¹Núcleo de Pesquisa em Ciências Exatas e Tecnológicas, Universidade de Franca, Av. Dr. Armando Salles de Oliveira, 201, CEP 14404–600, Franca, SP, Brasil

Abstract

Rosmarinic Acid (RA) is a natural phenolic compound found in Lamiaceae herbs and well known by its antioxidant and anti-inflammatory properties. RA has been also investigated as a chemopreventive agent; however, its ability to prevent or suppress DNA damage has not been investigated before in human cell lines. In the present study the effects of RA on DNA repair kinetics was investigated using the normal human fibroblast cell line (GM07492-A) submitted to in vitro genotoxic stress with H₂O₂. Cytotoxicity assay in a concentration range from 2–256µM was performed using the XTT method. Alkaline version of comet assay was employed to assess the DNA repair kinetics with 2, 4, 8µM of RA associated with hydrogen peroxide (H₂O₂) at 50µM. Cells were harvested immediately after DNA damage induction with H₂O₂ (T0), and 1h (T1), 2h (T2), 4h (T3) and 6h (T2) after recovery with RA. Results demonstrated that RA was not cytotoxic in all tested concentrations.

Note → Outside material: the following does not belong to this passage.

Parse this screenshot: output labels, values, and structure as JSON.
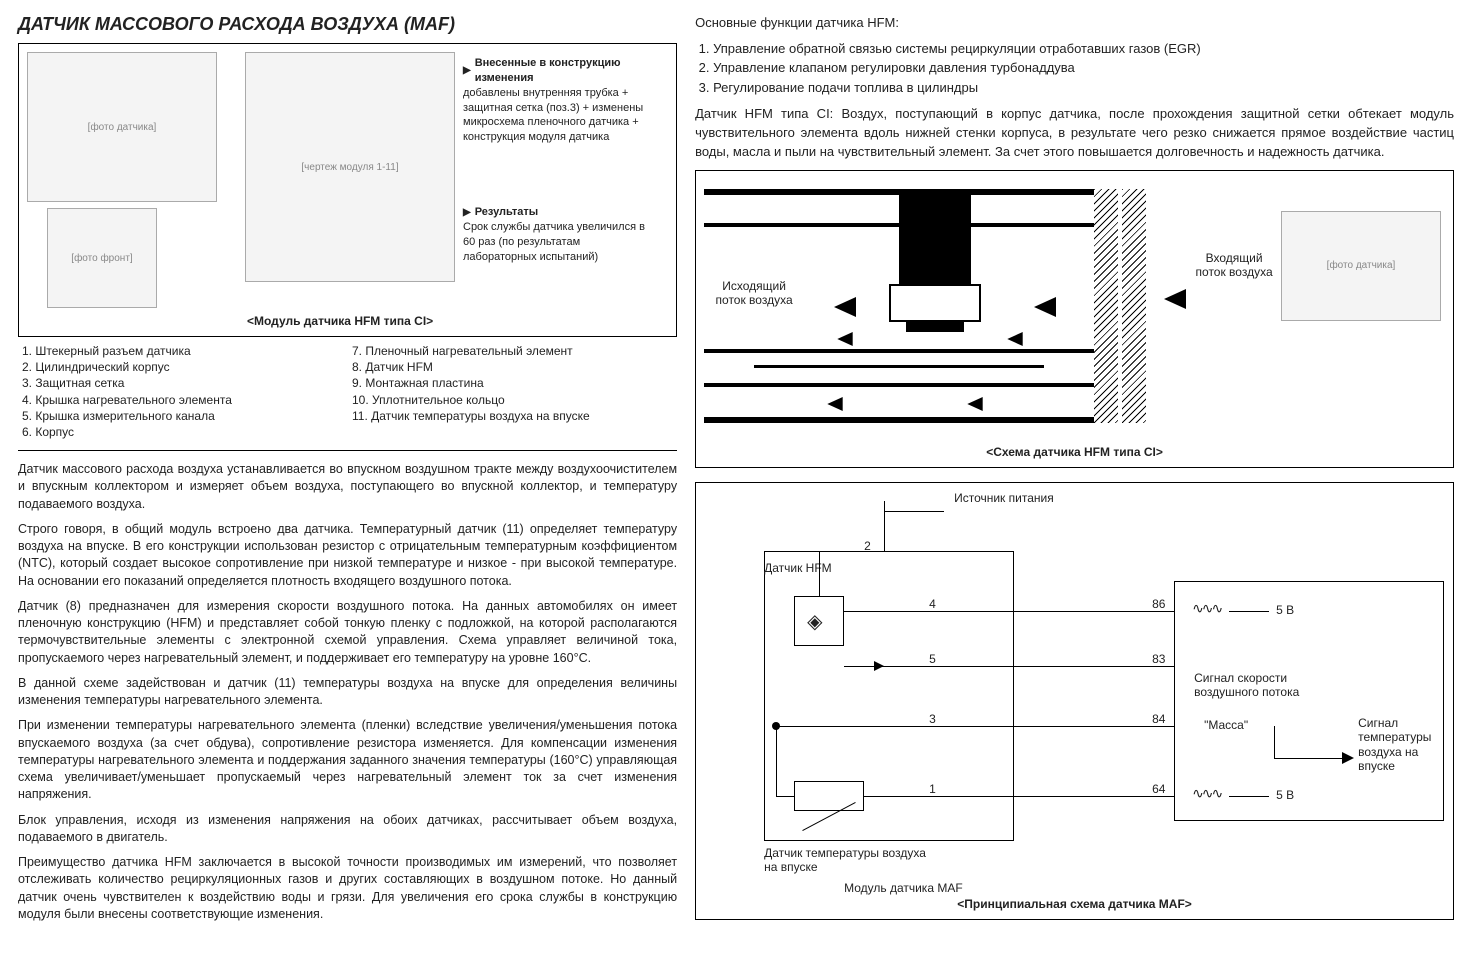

Comet assay revealed that RA exhibits antigenotoxic activity by the improvement of the DNA repair kinetics in H₂O₂ treated cells. The reduction in the extension of DNA damage was not concentration dependent, but cells submitted RA treatment were completely recovered at T3. These results demonstrate that RA can protect DNA against oxidative injury, representing a potent chemoprotective agent in normal cells. The next step of this study includes the elucidation of the molecular signaling pathways involved in the DNA repair process modulated by RA treatment in conditions of genotoxic stress.